Le aspettative d’inflazione crescono: rischio o opportunità? Con rendimenti in risalita si può pensare di ridurre il peso dell’azionario. Ecco come si muovono gli esperti
Lorenzo Pagani, responsabile del team di gestione dei portafogli governativi europei di Pimco
L’approvazione del pacchetto di stimoli fiscali da 1.900 miliardi di dollari negli Stati Uniti rende più concreto lo scenario reflazionistico prospettato da più parti fin dall’inizio dell’anno.
Lo conferma la survey condotta da Bank of America fra i fund manager che vede, per la prima volta da un anno a questa parte, l’inflazione farsi largo fra i principali rischi monitorati dalle case di gestione nel 2021.
Uno scenario come questo complica la vita dei gestori di reddito fisso (se i rendimenti delle obbligazioni salgono i prezzi scendono, ndr) e li spinge a diversificare le strategie guardando alle scadenze più brevi, agli emittenti di più bassa qualità e verso l’universo delle obbligazioni indicizzate all’inflazione.
“Le obbligazioni indicizzate all’inflazione presentano un insieme unico di caratteristiche di rendimento, rischio e correlazione che differiscono dalle obbligazioni convenzionali. I portafogli pertanto possono beneficiare della maggiore diversificazione che deriva da una combinazione di obbligazioni nominali e indicizzate all’inflazione migliorando così il profilo di rischio/rendimento”, spiega Lorenzo Pagani, responsabile del team di gestione dei portafogli governativi europei di Pimco.
I migliori gestori Reddito fisso globale a 12 mesi
Fra i gestori che negli ultimi 12 mesi hanno navigato meglio lo scenario descritto sopra troviamo infatti strategie basate su un approccio opportunistico ma che sottintendono un lavoro di gestione attiva molto meticoloso. Gli indicatori aggiustati per il rischio, infatti, sono mediamente alti per la selezione.
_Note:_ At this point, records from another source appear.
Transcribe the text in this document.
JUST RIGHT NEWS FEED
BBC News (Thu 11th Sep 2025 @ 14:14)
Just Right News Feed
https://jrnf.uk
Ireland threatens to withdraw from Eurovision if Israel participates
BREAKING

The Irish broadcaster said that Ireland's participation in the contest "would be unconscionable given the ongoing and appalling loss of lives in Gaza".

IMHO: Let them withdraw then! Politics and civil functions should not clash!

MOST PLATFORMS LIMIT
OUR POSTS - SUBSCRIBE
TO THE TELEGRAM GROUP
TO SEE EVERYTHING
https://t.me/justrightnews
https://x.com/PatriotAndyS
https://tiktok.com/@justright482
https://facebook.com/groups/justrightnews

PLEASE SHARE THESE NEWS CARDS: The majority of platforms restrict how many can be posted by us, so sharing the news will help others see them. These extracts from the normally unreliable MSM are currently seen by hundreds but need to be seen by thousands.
Prendendo come esempio l’indice dei prezzi al consumo dell’area Euro, il tasso implicito dell’inflazione di pareggio a cinque anni su un orizzonte quinquennale (5y5y) basato sul mercato degli swap sull’inflazione attualmente si colloca intorno all’1,4%, il che significa che il mercato prevede che fra il 2026 e il 2031 l’inflazione media sarà di 60 punti base inferiore all’obiettivo d’inflazione della Bce.
“Anche senza che gli investitori prendano posizione sulla direzione dell’inflazione futura, la probabilità di maggiore volatilità dei prezzi introdotta dal poderoso quantitative easing della banca centrale dovrebbe aumentare il valore di convessità delle obbligazioni indicizzate all’inflazione in ragione dell’opzione incorporata”, sostiene Pagani.
Un altro rischio che vale la pena di considerare è la scarsità dell’offerta di obbligazioni indicizzate all’inflazione. “Le emissioni di questi titoli sono infatti molto inferiori a quelle dei titoli sovrani nominali e i governi potrebbero ridurle ulteriormente se cominciassero a preoccuparsi dell’inflazione. Il rischio in sostanza è che dopo che l’inflazione ha rialzato la testa tende a essere molto più difficile coprirsi rispetto ad essa”, chiosa il fund manager di Pimco.
Rendimenti, focus sul 2%
Ulrich Kaffarnik, board member e capital market strategist di DJE Kapital
Nel suo sondaggio mensile relativo a marzo 2021, BofA rileva che 2-2,5% è il range del rendimento decennale Usa sopra il quale i fund manager si aspettano una possibile correzione delle Borse.
“Con un rendimento di circa il 2% gli investitori possono iniziare a pensare di ridurre il peso delle azioni e tornare al reddito fisso”, sostiene Ulrich Kaffarnik, board member e capital market strategist di DJE Kapital.
Per ora il 2% è lontano – il rendimento dei Treasuries si attesta intorno all’1,4% dopo un record a 1,6 all’inizio dell’anno.